LGI3 is a member of a small family of four closely related proteins implicated in synaptic plasticity and epilepsy.

In this proposal we aim to establish the exact developmental accumulation of Kv1 channels and how this process is affected by LGI-ADAM23 interactions and whether this mechanism involves an interaction with CASPR2 and ADAM22 (AIM1). We will identify ADAM23 (and ADAM22) interacting proteins using our unique set of transgenic animals and in vivo BioID technology (AIM2) and establish the functional role of these interacting proteins through CRISPR-Cas9 mediated genome editing in myelinating neuron-Schwann cell co-cultures (AIM3).

The mechanistic insight gained through this work will have wider implications for our understanding of ADAM-LGI functions in Kv1 biology in other cellular compartments such as the synapse and axon initial segment in the healthy and diseased nervous system, and have the potential to improve treatments for human ataxic and epileptic disorders.
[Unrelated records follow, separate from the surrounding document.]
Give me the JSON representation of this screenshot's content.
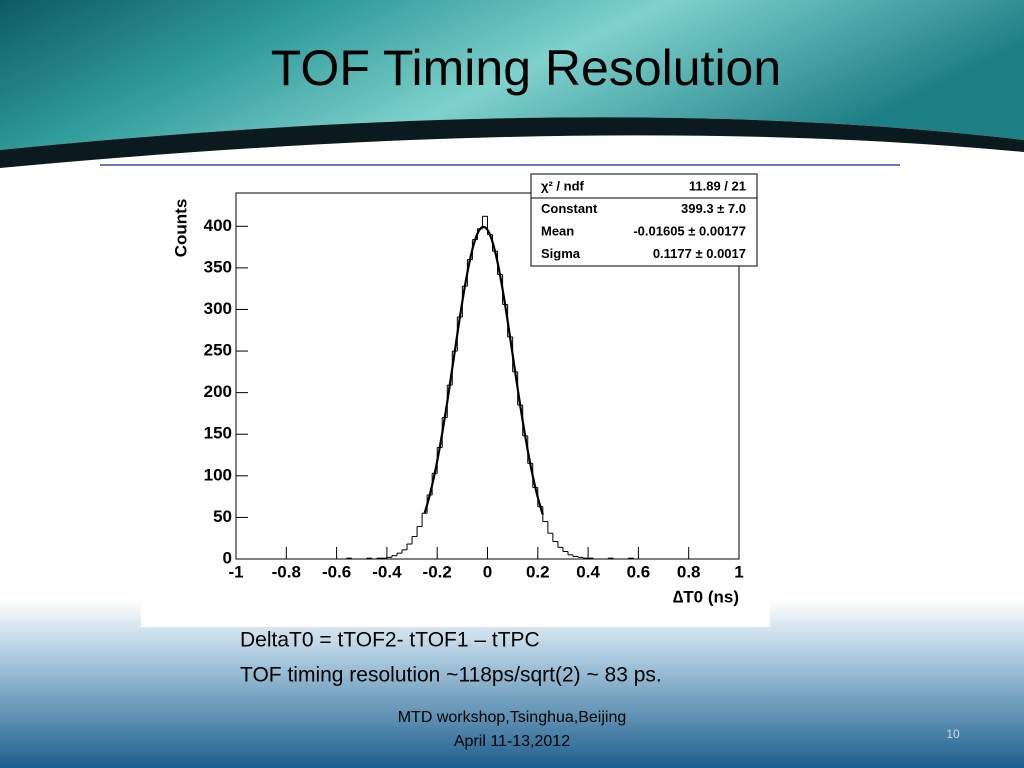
{
  "slide": {
    "title": "TOF Timing Resolution",
    "body": [
      "DeltaT0 = tTOF2- tTOF1 – tTPC",
      "TOF timing resolution ~118ps/sqrt(2) ~ 83 ps."
    ],
    "footer": [
      "MTD workshop,Tsinghua,Beijing",
      "April 11-13,2012"
    ],
    "page_number": "10"
  },
  "chart_data": {
    "type": "histogram",
    "x_label": "∆T0 (ns)",
    "y_label": "Counts",
    "bins": [
      -1,
      -0.98,
      -0.96,
      -0.94,
      -0.92,
      -0.9,
      -0.88,
      -0.86,
      -0.84,
      -0.82,
      -0.8,
      -0.78,
      -0.76,
      -0.74,
      -0.72,
      -0.7,
      -0.68,
      -0.66,
      -0.64,
      -0.62,
      -0.6,
      -0.58,
      -0.56,
      -0.54,
      -0.52,
      -0.5,
      -0.48,
      -0.46,
      -0.44,
      -0.42,
      -0.4,
      -0.38,
      -0.36,
      -0.34,
      -0.32,
      -0.3,
      -0.28,
      -0.26,
      -0.24,
      -0.22,
      -0.2,
      -0.18,
      -0.16,
      -0.14,
      -0.12,
      -0.1,
      -0.08,
      -0.06,
      -0.04,
      -0.02,
      0,
      0.02,
      0.04,
      0.06,
      0.08,
      0.1,
      0.12,
      0.14,
      0.16,
      0.18,
      0.2,
      0.22,
      0.24,
      0.26,
      0.28,
      0.3,
      0.32,
      0.34,
      0.36,
      0.38,
      0.4,
      0.42,
      0.44,
      0.46,
      0.48,
      0.5,
      0.52,
      0.54,
      0.56,
      0.58,
      0.6,
      0.62,
      0.64,
      0.66,
      0.68,
      0.7,
      0.72,
      0.74,
      0.76,
      0.78,
      0.8,
      0.82,
      0.84,
      0.86,
      0.88,
      0.9,
      0.92,
      0.94,
      0.96,
      0.98,
      1
    ],
    "values": [
      0,
      0,
      0,
      0,
      0,
      0,
      0,
      0,
      0,
      0,
      0,
      0,
      0,
      0,
      0,
      0,
      0,
      0,
      0,
      0,
      0,
      0,
      1,
      0,
      0,
      0,
      1,
      0,
      1,
      1,
      2,
      4,
      7,
      11,
      18,
      27,
      39,
      55,
      77,
      103,
      134,
      170,
      209,
      250,
      291,
      328,
      360,
      384,
      397,
      412,
      390,
      370,
      342,
      306,
      267,
      225,
      185,
      148,
      115,
      86,
      63,
      45,
      31,
      21,
      14,
      9,
      5,
      3,
      2,
      1,
      1,
      0,
      0,
      0,
      1,
      0,
      0,
      0,
      1,
      0,
      0,
      0,
      0,
      0,
      0,
      0,
      0,
      0,
      0,
      0,
      0,
      0,
      0,
      0,
      0,
      0,
      0,
      0,
      0,
      0
    ],
    "color": "#000000",
    "fit": {
      "constant": 399.3,
      "mean": -0.01605,
      "sigma": 0.1177,
      "range": [
        -0.25,
        0.22
      ]
    },
    "stats": [
      {
        "label": "χ² / ndf",
        "value": "11.89 / 21"
      },
      {
        "label": "Constant",
        "value": "399.3 ± 7.0"
      },
      {
        "label": "Mean",
        "value": "-0.01605 ± 0.00177"
      },
      {
        "label": "Sigma",
        "value": "0.1177 ± 0.0017"
      }
    ],
    "xlim": [
      -1,
      1
    ],
    "ylim": [
      0,
      440
    ],
    "xticks": [
      -1,
      -0.8,
      -0.6,
      -0.4,
      -0.2,
      0,
      0.2,
      0.4,
      0.6,
      0.8,
      1
    ],
    "yticks": [
      0,
      50,
      100,
      150,
      200,
      250,
      300,
      350,
      400
    ]
  }
}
This research will have considerable impact in several areas.

Scientifically
This research challenges long held ideas about the molecular mechanisms through which Kv1 channels accumulate in myelinated axons as it provides novel conceptual insights into the way LGI and non-metalloproteinase ADAM proteins regulate Kv1 channel distribution in neurons. Moreover, our work sheds light on the specificity of LGI:ADAM interactions in myelination and ion channel biology.

Social-economic
Alterations in Kv1 channels, either through genetic mutation or immune-mediated, cause ataxia, epilepsy, spastic paraplegia and memory disfunction. It is expected that the social burden associated with these diseases will only further increase in the aging population and current treatments are limited. Insights into Kv1 biology have the potential to improve treatments for these human neurologic disorders and improve quality of life.

Technologically
Our work furthers the development of the BioID technology as it takes it firmly into in vivo applications using transgenic mice and increases the capacity of our analytical repertoire. At the same time, we will adopt and validate CRISPR-Cas9 genome editing technology in in vitro neuron-Schwann cell co-cultures to further reduce the number of experimental animals used in this study, thus contributing directly to the 3Rs.

Collaboratively
We have three important collaborators in this program that bring a wide range of expertise to the project. The technical expertise in mouse genetics, myelin cell biology and BioID technology in combination with the electrophysiology of sensory processing expertise of my co-investigator Dr Carole Torsney is essential to the successful execution of this project. Furthermore, we benefit from the great expertise and advice from our collaborator Prof Elior Peles and from mass spectrometry service and advice from Prof Rapsilbers.

Training and Teaching
At the end of this project we will have trained one research assistant, two PhD students and at least three MSc students. Through our teaching in diverse neuroscience programs, this research directly benefits students at all levels of academic training.